Let x,y,z be non-negative real numbers satisfying the condition x+y+z=1 . The maximum possible value of x^3*y^3+y^3*z^3+z^3*x^3 has the form a/b where a and b are positive, coprime integers. What is the value of a+b ?
To find the maximum possible value of a given expression, we can use calculus. Let's consider the function f(x, y, z) = x^3*y^3 + y^3*z^3 + z^3*x^3.
First, we need to impose the constraint x + y + z = 1. To simplify things, we can rewrite this constraint as z = 1 - x - y.
Now, substitute z in terms of x and y into the function f(x, y, z):
f(x, y) = x^3 * y^3 + y^3 * (1 - x - y)^3 + (1 - x - y)^3 * x^3.
To find the maximum of this function, we need to take partial derivatives with respect to x and y and set them equal to zero.
∂f/∂x = 3x^2 * y^3 - 3y^3 * (1 - x - y)^2 + 3(1 - x - y)^2 * x^2 = 0.
∂f/∂y = 3x^3 * y^2 - 3(1 - x - y)^2 * y^2 + 3(1 - x - y)^2 * x^3 = 0.
Simplifying these equations, we get:
x^2 * y^2 - (1 - x - y)^2 * y^2 + (1 - x - y)^2 * x^2 = 0.
x^3 * y - (1 - x - y)^2 * y + (1 - x - y)^2 * x^3 = 0.
Solving these equations is a bit tedious, but we can use numerical methods or software to find the critical points.

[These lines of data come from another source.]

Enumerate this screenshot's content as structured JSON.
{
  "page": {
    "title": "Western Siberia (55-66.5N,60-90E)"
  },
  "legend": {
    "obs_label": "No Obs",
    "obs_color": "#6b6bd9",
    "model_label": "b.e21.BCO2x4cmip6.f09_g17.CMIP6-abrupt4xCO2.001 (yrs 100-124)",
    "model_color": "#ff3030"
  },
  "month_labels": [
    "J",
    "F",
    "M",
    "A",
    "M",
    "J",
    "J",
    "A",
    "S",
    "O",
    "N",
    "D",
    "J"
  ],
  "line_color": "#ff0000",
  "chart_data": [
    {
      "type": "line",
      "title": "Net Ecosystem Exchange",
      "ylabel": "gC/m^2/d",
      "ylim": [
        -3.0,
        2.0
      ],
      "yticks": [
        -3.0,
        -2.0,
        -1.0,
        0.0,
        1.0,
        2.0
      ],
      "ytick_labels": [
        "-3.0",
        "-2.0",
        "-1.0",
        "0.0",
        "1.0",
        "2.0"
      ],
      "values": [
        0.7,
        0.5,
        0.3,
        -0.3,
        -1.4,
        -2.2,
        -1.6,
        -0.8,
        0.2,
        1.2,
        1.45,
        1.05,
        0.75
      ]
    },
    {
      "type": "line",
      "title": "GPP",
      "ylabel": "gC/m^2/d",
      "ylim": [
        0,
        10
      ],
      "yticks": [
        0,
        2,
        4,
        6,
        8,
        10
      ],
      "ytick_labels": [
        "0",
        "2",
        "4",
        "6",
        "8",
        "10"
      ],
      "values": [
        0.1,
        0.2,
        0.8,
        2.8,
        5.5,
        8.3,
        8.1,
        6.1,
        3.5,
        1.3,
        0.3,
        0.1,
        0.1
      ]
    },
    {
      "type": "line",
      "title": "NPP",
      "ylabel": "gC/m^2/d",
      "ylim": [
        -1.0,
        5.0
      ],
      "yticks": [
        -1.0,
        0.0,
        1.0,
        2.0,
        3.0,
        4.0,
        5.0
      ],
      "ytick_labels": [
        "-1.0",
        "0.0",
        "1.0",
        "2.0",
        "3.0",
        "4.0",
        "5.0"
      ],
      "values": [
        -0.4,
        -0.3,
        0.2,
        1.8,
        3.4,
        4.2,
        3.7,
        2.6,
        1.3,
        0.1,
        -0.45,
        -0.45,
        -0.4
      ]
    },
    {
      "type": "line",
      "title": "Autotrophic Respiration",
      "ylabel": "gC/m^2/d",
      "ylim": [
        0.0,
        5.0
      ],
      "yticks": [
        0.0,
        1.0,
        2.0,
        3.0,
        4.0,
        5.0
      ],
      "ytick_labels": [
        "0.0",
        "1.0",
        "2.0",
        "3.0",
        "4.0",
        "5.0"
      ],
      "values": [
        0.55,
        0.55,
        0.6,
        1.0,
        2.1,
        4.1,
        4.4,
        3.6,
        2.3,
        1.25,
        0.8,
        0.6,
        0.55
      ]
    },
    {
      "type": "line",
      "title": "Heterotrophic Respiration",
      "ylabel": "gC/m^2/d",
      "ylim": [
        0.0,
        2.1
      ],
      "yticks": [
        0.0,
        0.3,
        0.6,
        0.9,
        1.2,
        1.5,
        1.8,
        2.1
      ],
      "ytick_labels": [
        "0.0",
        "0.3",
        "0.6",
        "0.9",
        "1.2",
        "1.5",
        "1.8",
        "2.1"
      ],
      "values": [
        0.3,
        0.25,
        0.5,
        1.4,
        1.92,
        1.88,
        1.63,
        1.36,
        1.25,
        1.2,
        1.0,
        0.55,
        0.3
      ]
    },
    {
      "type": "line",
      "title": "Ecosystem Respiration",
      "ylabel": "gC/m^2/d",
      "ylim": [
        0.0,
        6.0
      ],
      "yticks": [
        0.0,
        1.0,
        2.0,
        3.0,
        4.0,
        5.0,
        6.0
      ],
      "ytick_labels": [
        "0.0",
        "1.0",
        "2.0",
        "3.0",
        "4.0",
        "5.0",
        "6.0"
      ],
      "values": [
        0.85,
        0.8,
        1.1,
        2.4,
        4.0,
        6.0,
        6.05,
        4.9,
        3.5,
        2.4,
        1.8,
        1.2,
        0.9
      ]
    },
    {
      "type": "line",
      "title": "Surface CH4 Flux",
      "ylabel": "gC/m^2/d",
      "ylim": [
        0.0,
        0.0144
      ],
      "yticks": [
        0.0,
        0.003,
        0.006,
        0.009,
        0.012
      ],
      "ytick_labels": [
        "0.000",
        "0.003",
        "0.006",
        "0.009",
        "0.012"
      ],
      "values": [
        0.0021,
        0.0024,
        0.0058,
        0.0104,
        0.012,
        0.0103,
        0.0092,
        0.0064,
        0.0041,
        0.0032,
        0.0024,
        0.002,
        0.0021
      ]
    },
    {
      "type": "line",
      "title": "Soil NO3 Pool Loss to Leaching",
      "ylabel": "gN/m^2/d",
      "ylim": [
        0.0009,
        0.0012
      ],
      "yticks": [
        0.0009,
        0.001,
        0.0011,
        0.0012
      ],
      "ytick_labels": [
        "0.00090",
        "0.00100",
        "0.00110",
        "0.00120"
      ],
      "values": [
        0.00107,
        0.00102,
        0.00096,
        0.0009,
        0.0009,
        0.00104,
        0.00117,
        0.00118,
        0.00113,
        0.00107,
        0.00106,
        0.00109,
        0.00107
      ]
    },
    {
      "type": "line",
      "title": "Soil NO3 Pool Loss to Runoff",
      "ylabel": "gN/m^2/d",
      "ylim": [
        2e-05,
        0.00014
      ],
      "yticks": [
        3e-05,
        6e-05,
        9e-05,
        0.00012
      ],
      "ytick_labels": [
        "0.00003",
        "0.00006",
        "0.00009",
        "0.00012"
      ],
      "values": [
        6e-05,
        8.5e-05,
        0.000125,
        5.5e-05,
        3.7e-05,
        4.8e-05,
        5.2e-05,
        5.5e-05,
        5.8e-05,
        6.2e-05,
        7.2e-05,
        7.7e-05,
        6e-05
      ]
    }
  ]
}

In this case, the critical points are x = y = z = 1/3.
Now, we need to check the endpoints of the feasible region. Since x, y, and z are non-negative, the endpoints are (1, 0, 0), (0, 1, 0), and (0, 0, 1).
Evaluating the function f at these critical points and endpoints:
f(1/3, 1/3, 1/3) = (1/3)^6 = 1/729.
f(1, 0, 0) = f(0, 1, 0) = f(0, 0, 1) = 0.
So, the maximum value of f is 1/729.
The expression 1/729 can be written as 1/729 = 1/3^6 = 1/(3^2)^3. Since 3 and 2 are coprime, the value of a (1) and b (729) share no common factors other than 1.
Therefore, the value of a + b is 1 + 729 = 730.